# Measurement-Based Transition Assistance (MBTA): Evaluating the Promise of a Web-Based Approach to Promote Veterans' Support Seeking

> **NIH VA I01** · VA BOSTON HEALTH CARE SYSTEM · 2022 · —

## Abstract

Background: There is a growing recognition that Veterans’ broader vocational, financial, and social
circumstances have substantial implications for their health and health care. These circumstances include
factors such as whether a Veteran has a job, can pay his or her bills, and has a strong social support network.
Although some Veterans seek help when they experience challenges in these life domains, many do not. One
factor that stands in the way of Veterans’ help-seeking is lack of knowledge, both with regard to how severe
challenges must be to warrant help-seeking and what resources are available to address these challenges. If
not addressed, Veterans’ readjustment challenges may become chronic, escalate in severity, and negatively
influence more aspects of Veterans’ lives over time and thus, become more difficult to intervene on.
Significance: This study will provide a preliminary examination of the potential benefit of Measurement-Based
Transition Assistance (MBTA) in promoting Veterans’ help-seeking. MBTA involves providing individualized
feedback on areas in which Veterans would benefit from additional support, along with personalized
recommendations for relevant programs, services, and supports. If effective, this scalable, population-based
intervention strategy could be used independently or in conjunction with other help-seeking promotion
approaches to interrupt high-risk trajectories before they lead to chronic maladjustment and risk for suicide.
Innovation and Impact: While there has been substantial attention to the importance of promoting Veterans’
use of mental health care, we are not aware of any broad, measurement-based effort to enhance Veterans’
willingness to seek help for multiple areas of unmet need.
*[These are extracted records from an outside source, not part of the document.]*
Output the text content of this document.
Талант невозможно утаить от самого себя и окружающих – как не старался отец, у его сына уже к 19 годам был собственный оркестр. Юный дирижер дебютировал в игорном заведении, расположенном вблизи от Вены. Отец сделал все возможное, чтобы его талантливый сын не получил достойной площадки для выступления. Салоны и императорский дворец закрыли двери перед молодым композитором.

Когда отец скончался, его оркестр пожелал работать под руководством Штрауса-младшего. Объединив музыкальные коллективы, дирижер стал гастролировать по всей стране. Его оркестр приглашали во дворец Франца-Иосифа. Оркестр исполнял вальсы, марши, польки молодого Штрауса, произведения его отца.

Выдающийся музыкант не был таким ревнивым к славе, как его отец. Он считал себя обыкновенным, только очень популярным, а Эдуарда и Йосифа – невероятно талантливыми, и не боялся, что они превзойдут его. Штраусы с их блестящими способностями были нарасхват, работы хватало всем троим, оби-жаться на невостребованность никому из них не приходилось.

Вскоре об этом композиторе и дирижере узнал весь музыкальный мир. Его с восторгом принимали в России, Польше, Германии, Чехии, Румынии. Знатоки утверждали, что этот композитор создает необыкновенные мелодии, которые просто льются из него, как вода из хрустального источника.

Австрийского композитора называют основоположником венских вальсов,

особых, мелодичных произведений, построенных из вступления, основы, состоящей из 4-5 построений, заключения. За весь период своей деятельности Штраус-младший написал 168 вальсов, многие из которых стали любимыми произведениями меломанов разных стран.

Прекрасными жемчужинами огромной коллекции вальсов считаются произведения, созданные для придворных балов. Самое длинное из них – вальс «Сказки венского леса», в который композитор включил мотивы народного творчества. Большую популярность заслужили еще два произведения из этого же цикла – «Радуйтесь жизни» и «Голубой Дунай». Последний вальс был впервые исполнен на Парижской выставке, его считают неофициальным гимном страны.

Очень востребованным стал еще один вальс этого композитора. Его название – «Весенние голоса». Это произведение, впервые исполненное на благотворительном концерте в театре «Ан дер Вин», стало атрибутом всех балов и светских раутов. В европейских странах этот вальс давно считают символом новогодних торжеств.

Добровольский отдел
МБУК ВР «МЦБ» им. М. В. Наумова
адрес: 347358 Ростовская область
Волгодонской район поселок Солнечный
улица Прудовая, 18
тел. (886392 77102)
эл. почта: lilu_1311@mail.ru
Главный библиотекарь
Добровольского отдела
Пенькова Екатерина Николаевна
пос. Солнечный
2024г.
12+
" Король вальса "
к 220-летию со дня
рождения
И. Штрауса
In addition, most intervention strategies are targeted
to the needs of Veterans with chronic patterns of functional impairment and poor health rather than Veterans
who experience initial readjustment challenges as they adapt to post-military life. The current project is
innovative in its evaluation of a self-administered, population-based approach to raise Veterans’ awareness of
areas in which they may benefit from additional support and to connect them with relevant resources. Given
that MBTA may be most beneficial to Veterans who experience initial readjustment challenges as they adapt to
post-military life, this intervention will be evaluated among Veterans who have recently left military service.
Specific Aim: Aim 1 is to refine MBTA based on input from VA stakeholders (n=6) and qualitative interviews
with Veterans (n=12). A key focus of this aim is to determine the optimal approach for presenting results and
recommended resources. Aim 2 is to evaluate the feasibility, acceptability, and preliminary effectiveness of
MBTA in promoting Veterans’ support-seeking by testing this intervention in a sample of 60 Veterans.
Methodology: The proposed work will be guided by established methods for intervention development and
implemen...

## Key facts

- **NIH application ID:** 10304809
- **Project number:** 1I01HX003443-01
- **Recipient organization:** VA BOSTON HEALTH CARE SYSTEM
- **Principal Investigator:** Dawne Suzanne Vogt-Ryan
- **Activity code:** I01 (R01, R21, SBIR, etc.)
- **Funding institute:** VA
- **Fiscal year:** 2022
- **Award amount:** —
- **Award type:** 1
- **Project period:** 2022-01-01 → 2023-06-30

## Primary source

NIH RePORTER: https://reporter.nih.gov/project-details/10304809

## Citation

> US National Institutes of Health, RePORTER application 10304809, Measurement-Based Transition Assistance (MBTA): Evaluating the Promise of a Web-Based Approach to Promote Veterans' Support Seeking (1I01HX003443-01). Retrieved via AI Analytics 2026-05-23 from https://api.ai-analytics.org/grant/nih/10304809. Licensed CC0.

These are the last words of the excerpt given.